Well, it took a few episodes, but Season Three finally came together. As I had written before, Season One, which got rave reviews, was exciting and unpredictable because of Brody, played by Damien Lewis. You never knew whose side he was on; the conflict between him and his family and his loyalties drove every episode.
The problem, of course, was once you realized that Brody was a bad guy (even if he was brainwashed by his captors, even if Carrie did love him), it was hard to root for him. No, he was not the Langley bomber, but he did try to assassinate the Vice President. You just can't let him live for that.
Season Three (eventually) became about Brody's redemption, as he worked with Carrie and Saul to change the course of history. How by removing a militant leader in Iran, so that another Iranian leader (one that the CIA had co-opted) could become the most powerful man in Iran. It was Saul's idea, and in the end, it worked.

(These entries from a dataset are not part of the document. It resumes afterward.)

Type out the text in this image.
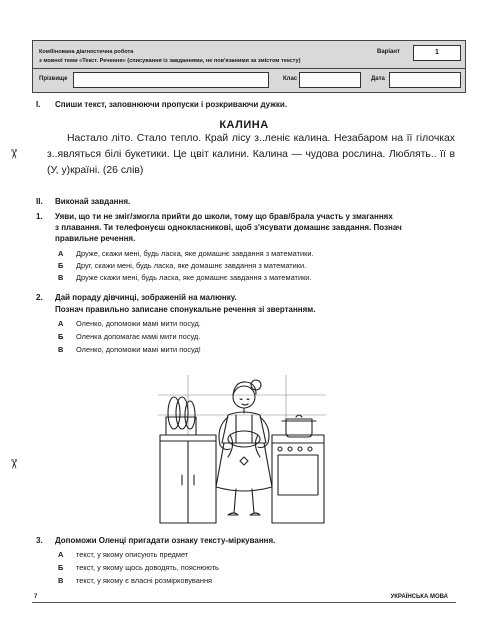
Комбінована діагностична робота
з мовної теми «Текст. Речення» (списування із завданнями, не пов'язаними за змістом тексту)
Варіант	1
Прізвище	Клас	Дата
✂
✂
I. Спиши текст, заповнюючи пропуски і розкриваючи дужки.
КАЛИНА
Настало літо. Стало тепло. Край лісу з..леніє калина. Незабаром на її гілочках з..являться білі букетики. Це цвіт калини. Калина — чудова рослина. Люблять.. її в (У, у)країні. (26 слів)
II. Виконай завдання.
1. Уяви, що ти не зміг/змогла прийти до школи, тому що брав/брала участь у змаганнях
з плавання. Ти телефонуєш однокласникові, щоб з'ясувати домашнє завдання. Познач
правильне речення.
А Друже, скажи мені, будь ласка, яке домашнє завдання з математики.
Б Друг, скажи мені, будь ласка, яке домашнє завдання з математики.
В Друже скажи мені, будь ласка, яке домашнє завдання з математики.
2. Дай пораду дівчинці, зображеній на малюнку.
Познач правильно записане спонукальне речення зі звертанням.
А Оленко, допоможи мамі мити посуд.
Б Оленка допомагає мамі мити посуд.
В Оленко, допоможи мамі мити посуд!
3. Допоможи Оленці пригадати ознаку тексту-міркування.
А текст, у якому описують предмет
Б текст, у якому щось доводять, пояснюють
В текст, у якому є власні розмірковування
7	УКРАЇНСЬКА МОВА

The problem, of course, was Brody. He had attempted to assassinate the Vice President of the United States, he successfully assassinated the seond most powerful Iranian politician, and he was thought (incorrectly) to have been the CIA bomber, killing 136 people. Where does a man like that go, not only in the series' storyline, but also for the writers?
It was only fit, therefore, that Brody be hung out to dry, literally. The president and the new CIA director (played by the great writer Tracy Letts ["Bug", "August:Osage County"]) both agreed that Iran must be allowed to execute the captured Brody, and, in an excruciating scene, he was unceremoniously hung from a crane in a Tehran street, as Carrie watched from the crwod.

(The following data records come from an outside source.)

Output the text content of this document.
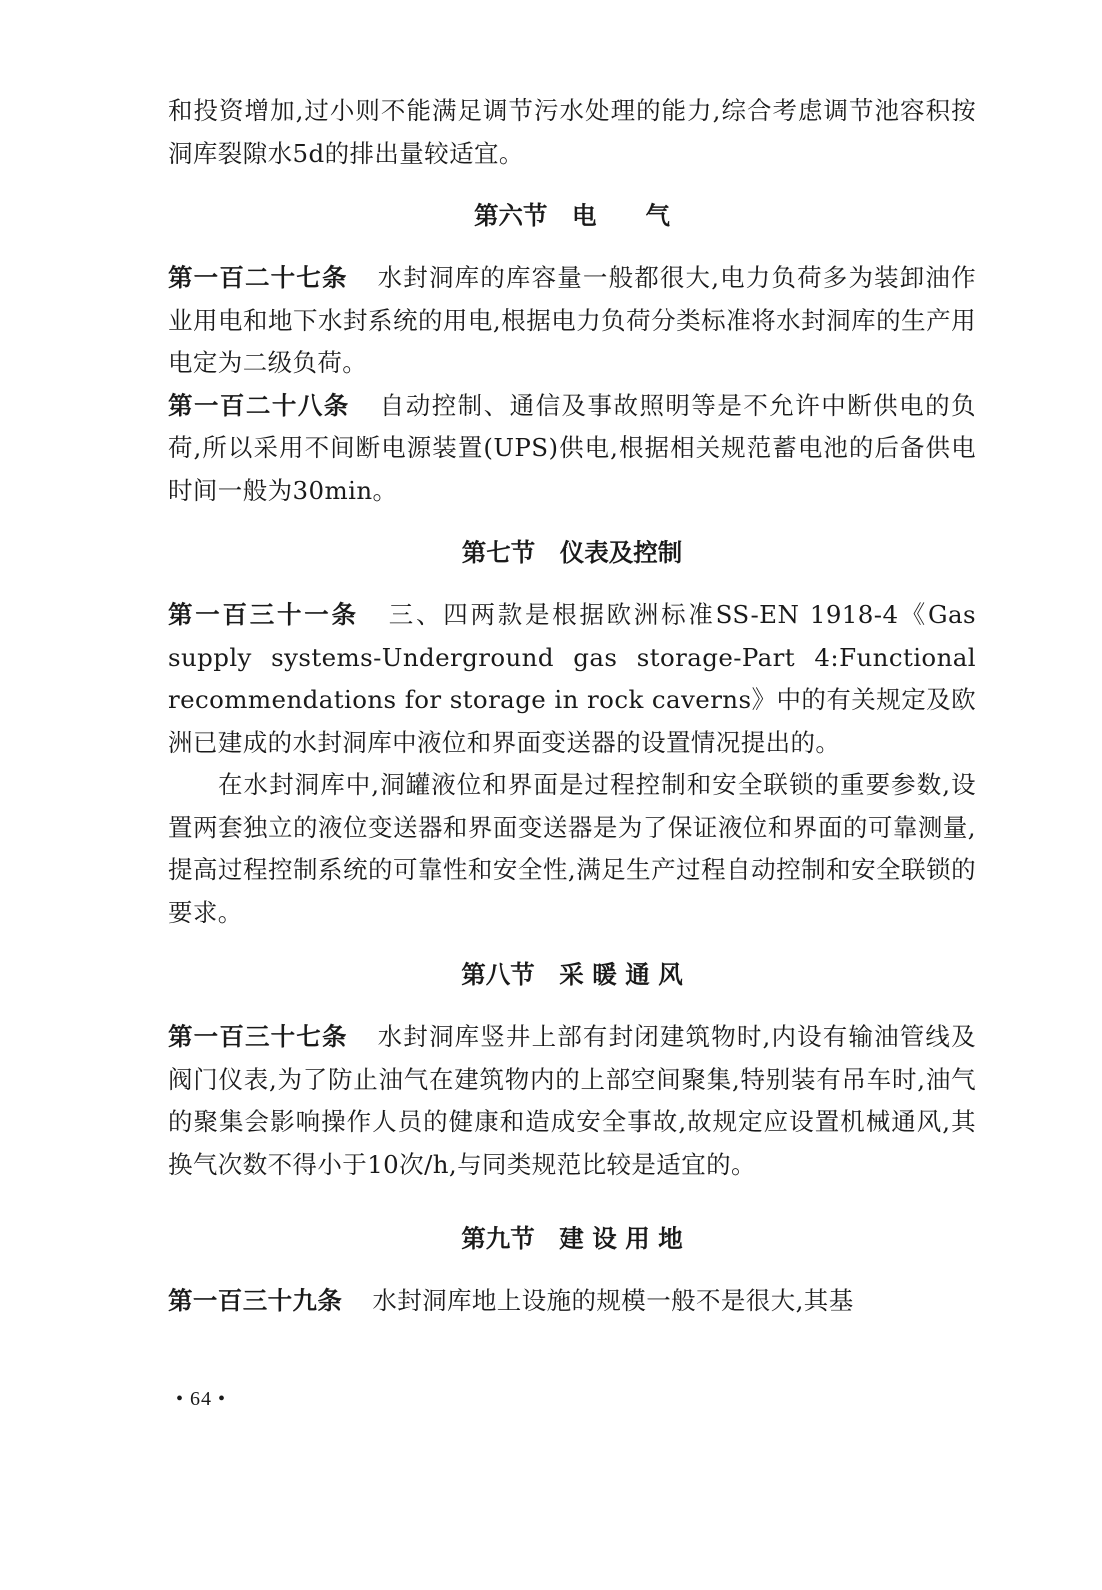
和投资增加,过小则不能满足调节污水处理的能力,综合考虑调节池容积按洞库裂隙水5d的排出量较适宜。

第六节　电　　气

第一百二十七条 水封洞库的库容量一般都很大,电力负荷多为装卸油作业用电和地下水封系统的用电,根据电力负荷分类标准将水封洞库的生产用电定为二级负荷。

第一百二十八条 自动控制、通信及事故照明等是不允许中断供电的负荷,所以采用不间断电源装置(UPS)供电,根据相关规范蓄电池的后备供电时间一般为30min。

第七节　仪表及控制

第一百三十一条 三、四两款是根据欧洲标准SS-EN 1918-4《Gas supply systems-Underground gas storage-Part 4:Functional recommendations for storage in rock caverns》中的有关规定及欧洲已建成的水封洞库中液位和界面变送器的设置情况提出的。

在水封洞库中,洞罐液位和界面是过程控制和安全联锁的重要参数,设置两套独立的液位变送器和界面变送器是为了保证液位和界面的可靠测量,提高过程控制系统的可靠性和安全性,满足生产过程自动控制和安全联锁的要求。

第八节　采 暖 通 风

第一百三十七条 水封洞库竖井上部有封闭建筑物时,内设有输油管线及阀门仪表,为了防止油气在建筑物内的上部空间聚集,特别装有吊车时,油气的聚集会影响操作人员的健康和造成安全事故,故规定应设置机械通风,其换气次数不得小于10次/h,与同类规范比较是适宜的。

第九节　建 设 用 地

第一百三十九条 水封洞库地上设施的规模一般不是很大,其基

• 64 •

A sad ending for Brody fans, but GREAT for the show. We can now finally leave the Brody plotline (which really needed to happen in Season Two), and Season 4 will open with a world of possibilities. Will Carrie, who we last see as eight months pregnant, really give her baby to her sister and head up the Turkey CIA office? Is Saul really retired? What about Quinn?
The charactors remain interesting. And now, with Brody (and that silly love subplot) out of the way, the show can really return to its routes — intrigue and political thriller.